Selectively Fortifying Reconfigurable Computing Device to Achieve Higher Error Resilience

1Department of Electrical Engineering and Comouter Science, University of Central Florida, Orlando, 32816 FL, USA
2Department of Electrical Engineering and Comouter Science, University of California at Berkeley, Berkeley, 94720 CA, USA

Received 11 September 2011; Revised 9 January 2012; Accepted 11 January 2012

Academic Editor: Deming Chen

Copyright © 2012 Mingjie Lin et al.

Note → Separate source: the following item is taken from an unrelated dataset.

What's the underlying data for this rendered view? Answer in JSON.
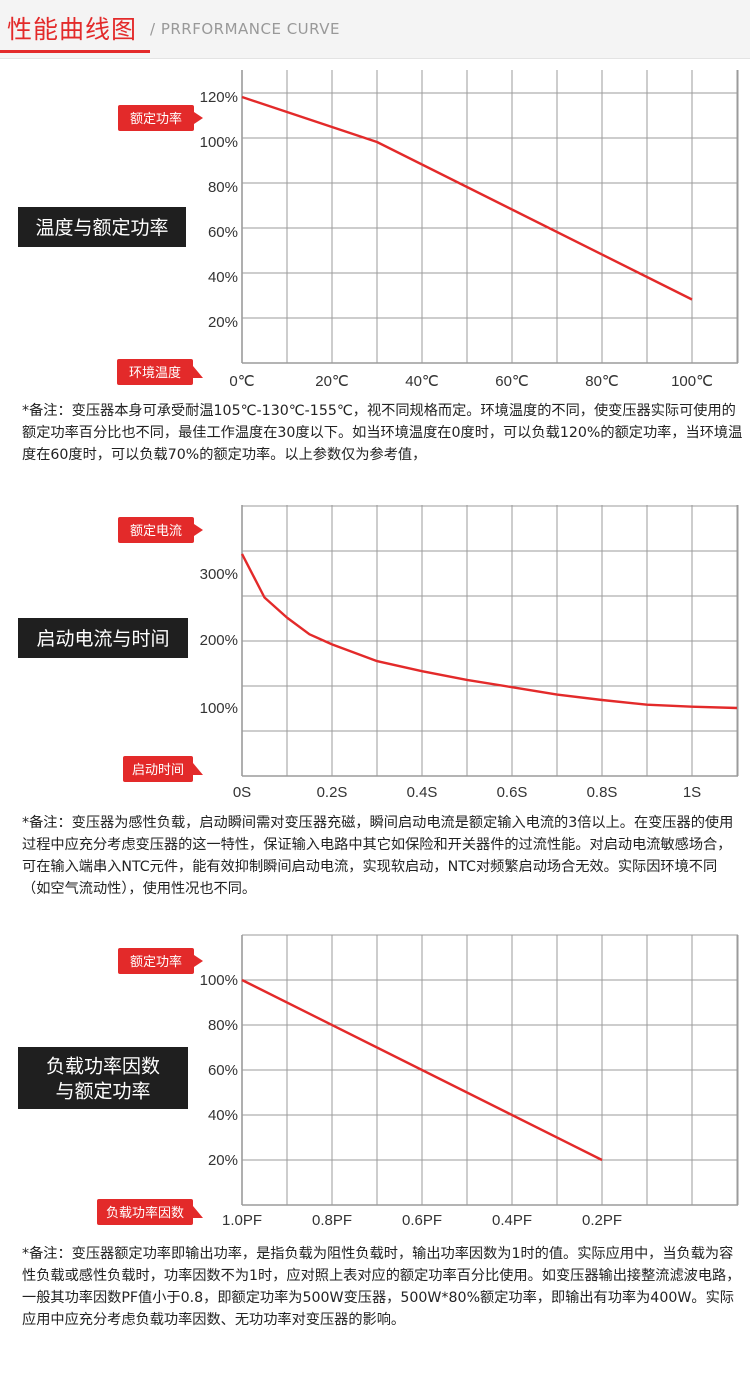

This is an open access article distributed under the Creative Commons Attribution License, which permits unrestricted use, distribution, and reproduction in any medium, provided the original work is properly cited.


With the advent of 10 nm CMOS devices and “exotic” nanodevices, the location and occurrence time of hardware defects and design faults become increasingly unpredictable, therefore posing severe challenges to existing techniques for error-resilient computing because most of them statically assign hardware redundancy and do not account for the error tolerance inherently existing in many mission-critical applications. This work proposes a novel approach to selectively fortifying a target reconfigurable computing device in order to achieve hardware-efficient error resilience for a specific target application. We intend to demonstrate that such error resilience can be significantly improved with effective hardware support. The major contributions of this work include (1) the development of a complete methodology to perform sensitivity and criticality analysis of hardware redundancy, (2) a novel problem formulation and an efficient heuristic methodology to selectively allocate hardware redundancy among a target design’s key components in order to maximize its overall error resilience, and (3) an academic prototype of SFC computing device that illustrates a 4 times improvement of error resilience for a H.264 encoder implemented with an FPGA device.